Samuel Z. Holocaust testimony (HVT-2186) interviewed by Helen Katz and Joanne Weiner Rudof
- New Haven, Conn. : Fortunoff Video Archive for Holocaust Testimonies, 1993
- Interview Date
- July 21, 1993.
- 3 copies: 3/4 in. master; 3/4 in. dub; and 1/2 in. VHS with time coding.
- Cite As
- Samuel Z. Holocaust Testimony (HVT-2186).
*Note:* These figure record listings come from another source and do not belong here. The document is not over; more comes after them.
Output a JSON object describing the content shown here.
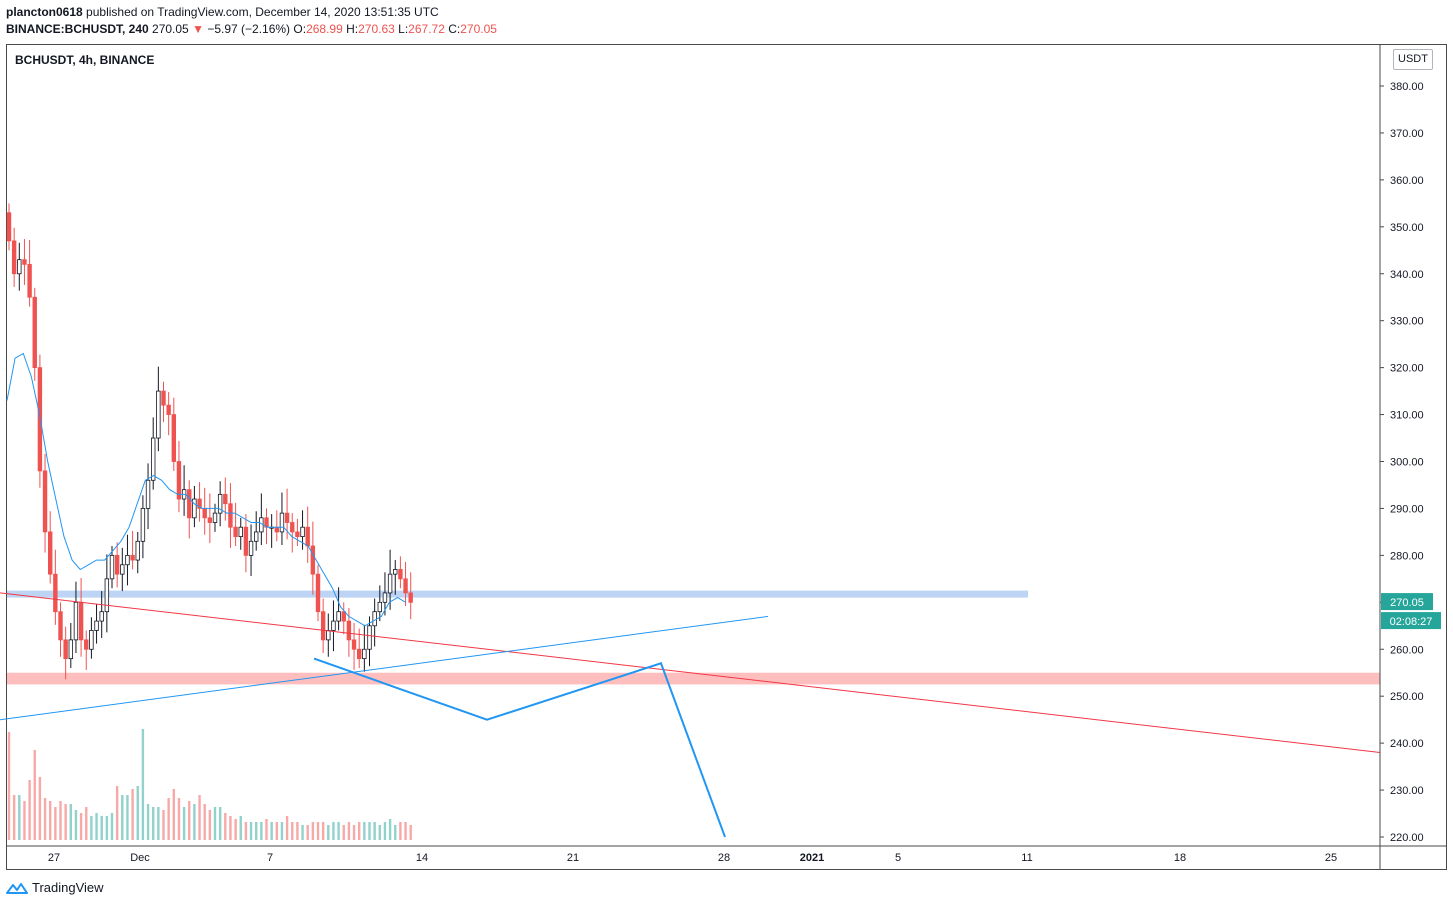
{
  "header": {
    "author": "plancton0618",
    "published_text": "published on TradingView.com, December 14, 2020 13:51:35 UTC",
    "symbol_line": "BINANCE:BCHUSDT, 240",
    "last": "270.05",
    "change_arrow": "▼",
    "change": "−5.97 (−2.16%)",
    "o_label": "O:",
    "o": "268.99",
    "h_label": "H:",
    "h": "270.63",
    "l_label": "L:",
    "l": "267.72",
    "c_label": "C:",
    "c": "270.05"
  },
  "chart_title": "BCHUSDT, 4h, BINANCE",
  "currency_tag": "USDT",
  "price_badge": "270.05",
  "countdown_badge": "02:08:27",
  "footer": {
    "brand": "TradingView"
  },
  "colors": {
    "up": "#131722",
    "down": "#ef5350",
    "ma": "#2196f3",
    "resistance_line": "#f23645",
    "support_band": "#a8c6f0",
    "demand_band": "#ffb3b3",
    "badge": "#26a69a"
  },
  "chart_data": {
    "type": "candlestick",
    "yticks": [
      "380.00",
      "370.00",
      "360.00",
      "350.00",
      "340.00",
      "330.00",
      "320.00",
      "310.00",
      "300.00",
      "290.00",
      "280.00",
      "270.00",
      "260.00",
      "250.00",
      "240.00",
      "230.00",
      "220.00"
    ],
    "ylim": [
      220,
      380
    ],
    "xticks": [
      "27",
      "Dec",
      "7",
      "14",
      "21",
      "28",
      "2021",
      "5",
      "11",
      "18",
      "25"
    ],
    "close_path": [
      347,
      340,
      343,
      342,
      335,
      320,
      298,
      285,
      276,
      268,
      262,
      258,
      262,
      270,
      262,
      260,
      264,
      266,
      268,
      275,
      280,
      276,
      278,
      280,
      279,
      283,
      290,
      296,
      305,
      315,
      312,
      310,
      300,
      292,
      294,
      288,
      292,
      290,
      288,
      287,
      289,
      293,
      291,
      286,
      284,
      286,
      280,
      283,
      285,
      288,
      286,
      286,
      285,
      289,
      287,
      285,
      284,
      286,
      282,
      276,
      268,
      262,
      264,
      266,
      268,
      266,
      262,
      260,
      258,
      260,
      265,
      268,
      270,
      272,
      276,
      277,
      275,
      272,
      270
    ],
    "ma_path": [
      313,
      322,
      323,
      318,
      310,
      300,
      292,
      284,
      279,
      277,
      278,
      279,
      279,
      281,
      283,
      286,
      291,
      296,
      297,
      296,
      294,
      293,
      293,
      291,
      290,
      290,
      290,
      289,
      289,
      288,
      287,
      287,
      286,
      286,
      286,
      284,
      283,
      282,
      279,
      276,
      273,
      269,
      267,
      266,
      265,
      266,
      267,
      270,
      271,
      270
    ],
    "volumes": [
      36,
      15,
      15,
      13,
      20,
      30,
      21,
      14,
      13,
      11,
      13,
      12,
      12,
      10,
      9,
      11,
      8,
      9,
      8,
      8,
      9,
      18,
      15,
      15,
      17,
      18,
      37,
      12,
      11,
      11,
      10,
      14,
      17,
      14,
      11,
      13,
      12,
      15,
      12,
      10,
      11,
      11,
      9,
      8,
      7,
      8,
      6,
      6,
      6,
      6,
      7,
      6,
      6,
      6,
      8,
      6,
      6,
      5,
      5,
      6,
      6,
      6,
      5,
      6,
      6,
      5,
      6,
      5,
      6,
      6,
      6,
      6,
      5,
      6,
      7,
      5,
      6,
      6,
      5
    ],
    "series": [
      {
        "name": "",
        "points": [
          [
            0,
            272
          ],
          [
            1380,
            238
          ]
        ]
      },
      {
        "name": "",
        "points": [
          [
            0,
            245
          ],
          [
            768,
            267
          ]
        ]
      },
      {
        "name": "",
        "points": [
          [
            314,
            258
          ],
          [
            487,
            245
          ],
          [
            661,
            257
          ],
          [
            725,
            220
          ]
        ]
      }
    ],
    "bands": [
      {
        "low": 271,
        "high": 272.5,
        "x_end": 1028
      },
      {
        "low": 252.5,
        "high": 255
      }
    ],
    "current_price": 270.05
  }
}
Fortunoff Video Archive for Holocaust Testimonies, Yale University Library.
Videotape testimony of Samuel Z., who was born in Chmielnik, Poland in 1923. He recounts his mother's death when he was five; their abusive stepmother; anti-Semitic incidents; German invasion; forced labor; fleeing a round-up in 1942 with his older brother; hiding in several places, including Nowy Korczyn, with assistance from some Poles; slave labor at the HASAG factory in Kielce and Skarżysko-Kamienna; working outdoors in Przedbórz, which gave him the opportunity to purchase and share food with his brother; mass killings; their transfer to Buchenwald in 1944, then to Niederorschel; and liberation by American troops. Mr. Z. describes fleeing to the American zone; learning of the deaths of his father and younger sisters; searching for his twin brother; their reunion in Milan; living in the Zeilsheim displaced persons camp; his charge against a concentration camp guard who was deported to Poland; the three brothers' emigration to the United States; and adjustment difficulties. He tells of his marriage in 1964; ever-present memories and nightmares of the war years; and his daughter's encouragement to record this testimony.